Clara – Okay. Je vais quand même le faire avec mon téléphone, au cas où.
A – Ouais, ouais, ouais. Tout à fait. Clairement. J’aime bien l’idée que tu partes du ventre, et que tu trouves peut-être le chemin vers la chose à partir d’un nouvel angle.
C – Je le ferai. Donc, okay. Je pense à des souvenirs érotiques, de quand j’étais enfant... vers l’âge de cinq ans. Je jouais avec deux jumelles un peu plus âgées, Lorraine et Rachel, deux jumelles qui vivaient à la campagne.
On jouait ensemble dans un waterbed. Je pense que ce sont mes premiers souvenirs de ce que c’est que d’être ensemble dans un espace instable, déstabilisé et super agréable. Il y avait un jeu érotique entre nous trois. Et elles m’ont en quelque sorte initiée à «oh, couche-toi sur le ventre dans cette eau et sens comme c’est bon».
Ça m’a marquée jusqu’à aujourd’hui en tant que point culminant de la manière dont une énergie puissante opère, à quel point il suffit de peu et à quel point les choses peuvent être abstraites, tout en étant très sexuelles, d’une certaine manière.
C’était la découverte du plaisir sexuel pour moi.
Le waterbed était comme un radeau dans l’océan. On pouvait interagir d’une manière qui n’était même pas un jeu de rôle, il s’agissait simplement de s’allonger et de bouger, et de laisser le poids du mouvement de l’une atteindre celui de l’autre. En termes de sensations et d’émotions, de liberté et d’impudeur, ça m’a semblé être un endroit où j’aimerais retourner.
C’était ludique. C’était aussi communautaire. On était comme de l’eau...
Cette sensation s’est répercutée sur ma façon d’être dans ce travail. On est ensemble, mais aussi très seul·es, et on est okay avec cela. On est okay pour se connecter à notre moi, sans oublier ou reconnaître complètement la présence des autres.
A – Ouais, c’est ça.
C – Même si ce n’est pas ce que l’on recherche sur scène, c’était, pour moi, un espace que je me suis donné ces deux dernières années pour réfléchir à la manière dont je veux ré-habiter mon corps. Comment est-ce que je veux me reconnecter avec mon plaisir?
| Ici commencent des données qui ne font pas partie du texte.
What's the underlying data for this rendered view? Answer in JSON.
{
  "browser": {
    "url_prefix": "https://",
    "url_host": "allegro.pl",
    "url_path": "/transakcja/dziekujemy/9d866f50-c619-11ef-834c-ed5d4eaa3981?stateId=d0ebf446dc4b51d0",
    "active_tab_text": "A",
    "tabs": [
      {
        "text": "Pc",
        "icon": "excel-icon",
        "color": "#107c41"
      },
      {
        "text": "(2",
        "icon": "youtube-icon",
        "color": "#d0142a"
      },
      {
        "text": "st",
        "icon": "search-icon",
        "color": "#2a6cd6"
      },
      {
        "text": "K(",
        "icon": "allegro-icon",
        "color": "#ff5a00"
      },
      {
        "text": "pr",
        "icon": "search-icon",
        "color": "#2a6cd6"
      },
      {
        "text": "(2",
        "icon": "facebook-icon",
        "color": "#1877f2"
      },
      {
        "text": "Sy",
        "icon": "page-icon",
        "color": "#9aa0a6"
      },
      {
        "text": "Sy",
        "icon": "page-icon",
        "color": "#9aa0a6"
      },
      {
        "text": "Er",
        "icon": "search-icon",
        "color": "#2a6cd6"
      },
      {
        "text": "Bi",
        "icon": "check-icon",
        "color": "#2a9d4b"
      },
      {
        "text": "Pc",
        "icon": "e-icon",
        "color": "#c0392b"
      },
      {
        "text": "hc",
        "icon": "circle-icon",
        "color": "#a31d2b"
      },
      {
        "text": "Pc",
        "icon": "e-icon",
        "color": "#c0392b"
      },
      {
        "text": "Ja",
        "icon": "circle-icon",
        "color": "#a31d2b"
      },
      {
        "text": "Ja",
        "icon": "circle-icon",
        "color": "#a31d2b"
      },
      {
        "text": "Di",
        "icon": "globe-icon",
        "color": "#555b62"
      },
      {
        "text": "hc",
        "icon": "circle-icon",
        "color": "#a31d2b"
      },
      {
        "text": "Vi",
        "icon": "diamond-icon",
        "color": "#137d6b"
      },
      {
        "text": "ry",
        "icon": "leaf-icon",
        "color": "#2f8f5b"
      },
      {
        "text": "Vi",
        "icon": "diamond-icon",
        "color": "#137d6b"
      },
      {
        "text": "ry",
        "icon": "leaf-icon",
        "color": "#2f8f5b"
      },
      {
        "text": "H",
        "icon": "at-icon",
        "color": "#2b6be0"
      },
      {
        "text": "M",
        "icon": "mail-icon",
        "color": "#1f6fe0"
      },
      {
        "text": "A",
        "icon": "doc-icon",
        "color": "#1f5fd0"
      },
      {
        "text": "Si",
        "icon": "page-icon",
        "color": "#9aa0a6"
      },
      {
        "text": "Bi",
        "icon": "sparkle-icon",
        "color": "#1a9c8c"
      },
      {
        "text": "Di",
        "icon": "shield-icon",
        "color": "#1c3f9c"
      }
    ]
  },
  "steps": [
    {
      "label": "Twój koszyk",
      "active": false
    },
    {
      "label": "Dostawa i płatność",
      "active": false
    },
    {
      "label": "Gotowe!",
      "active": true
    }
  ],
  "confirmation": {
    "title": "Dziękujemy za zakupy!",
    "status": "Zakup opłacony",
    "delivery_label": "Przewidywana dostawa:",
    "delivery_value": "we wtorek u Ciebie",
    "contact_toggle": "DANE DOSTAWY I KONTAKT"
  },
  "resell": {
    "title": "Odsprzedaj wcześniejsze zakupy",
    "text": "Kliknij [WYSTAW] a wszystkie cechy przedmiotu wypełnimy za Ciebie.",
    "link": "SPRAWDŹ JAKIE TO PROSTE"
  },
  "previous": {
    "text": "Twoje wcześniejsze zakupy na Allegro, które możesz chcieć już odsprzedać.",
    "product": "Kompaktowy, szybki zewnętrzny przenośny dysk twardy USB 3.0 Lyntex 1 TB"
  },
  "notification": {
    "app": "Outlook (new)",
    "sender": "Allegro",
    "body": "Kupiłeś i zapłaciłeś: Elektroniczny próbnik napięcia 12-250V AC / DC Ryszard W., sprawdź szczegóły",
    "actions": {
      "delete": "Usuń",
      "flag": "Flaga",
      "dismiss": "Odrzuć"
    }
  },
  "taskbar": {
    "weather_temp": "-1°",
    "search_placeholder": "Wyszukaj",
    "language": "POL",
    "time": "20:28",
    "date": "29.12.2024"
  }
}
Et comment est-ce que je veux abandonner certaines dimensions de la façon dont je devrais être ?
A – C’est vrai que ce style de jeu ou d’invitation à être sensuel·les ensemble est en quelque sorte confiné au sexe, ou à d’autres types de jeux autorisés, ou au sport, qui est évidemment très physique et sensuel.
Le sexe n’est pas dépourvu de jeu, mais on choisit les personnes avec lesquelles on a des rapports sexuels en fonction du désir qu’on éprouve pour elles, alors que dans l’enfance, la simple rencontre avec l’objet, la terre ou autre chose est érotique.
Je ne fais que reprendre ou refléter un peu ce que tu dis, en espérant que les associations se poursuivent. Mais cette idée que c’est individuel, mais communautaire, que tu n’as pas honte de permettre qu’un tel plaisir se produise dans ton corps en compagnie d’autres personnes, parce que tu ne sais pas encore que tu es censée avoir honte.
C – Attends, excuse-moi. Je me rends compte qu’il y a des gens qui arrivent. Je vais changer d’endroit, donc je vais faire une pause.
A – Okay. Ouais.
C – Je vais changer de lieu parce que je veux que l’enregistrement se passe bien. Attends un instant. Je vais trouver un lieu à proximité.
A – Ouais, ouais, ouais.
C – Bonjour à tous·tes.
A – Bonjour.
Justin – Salut.
C – Je vais me déplacer pour que tu puisses parler librement et que je puisse parler librement. Tout le monde peut parler librement. C’est cool.
J – Love you.
A – Love you.
C – C’est okay pour moi, maintenant ?
A – Oui, c’est okay. Mais tu sais quoi ? Je suis contente que tu aies bougé, mais ce que je veux vraiment savoir, c’est ce qui a été difficile pour toi dans l’accès à cette énergie érotique ou dans le fait d’être en contact avec ce matériel.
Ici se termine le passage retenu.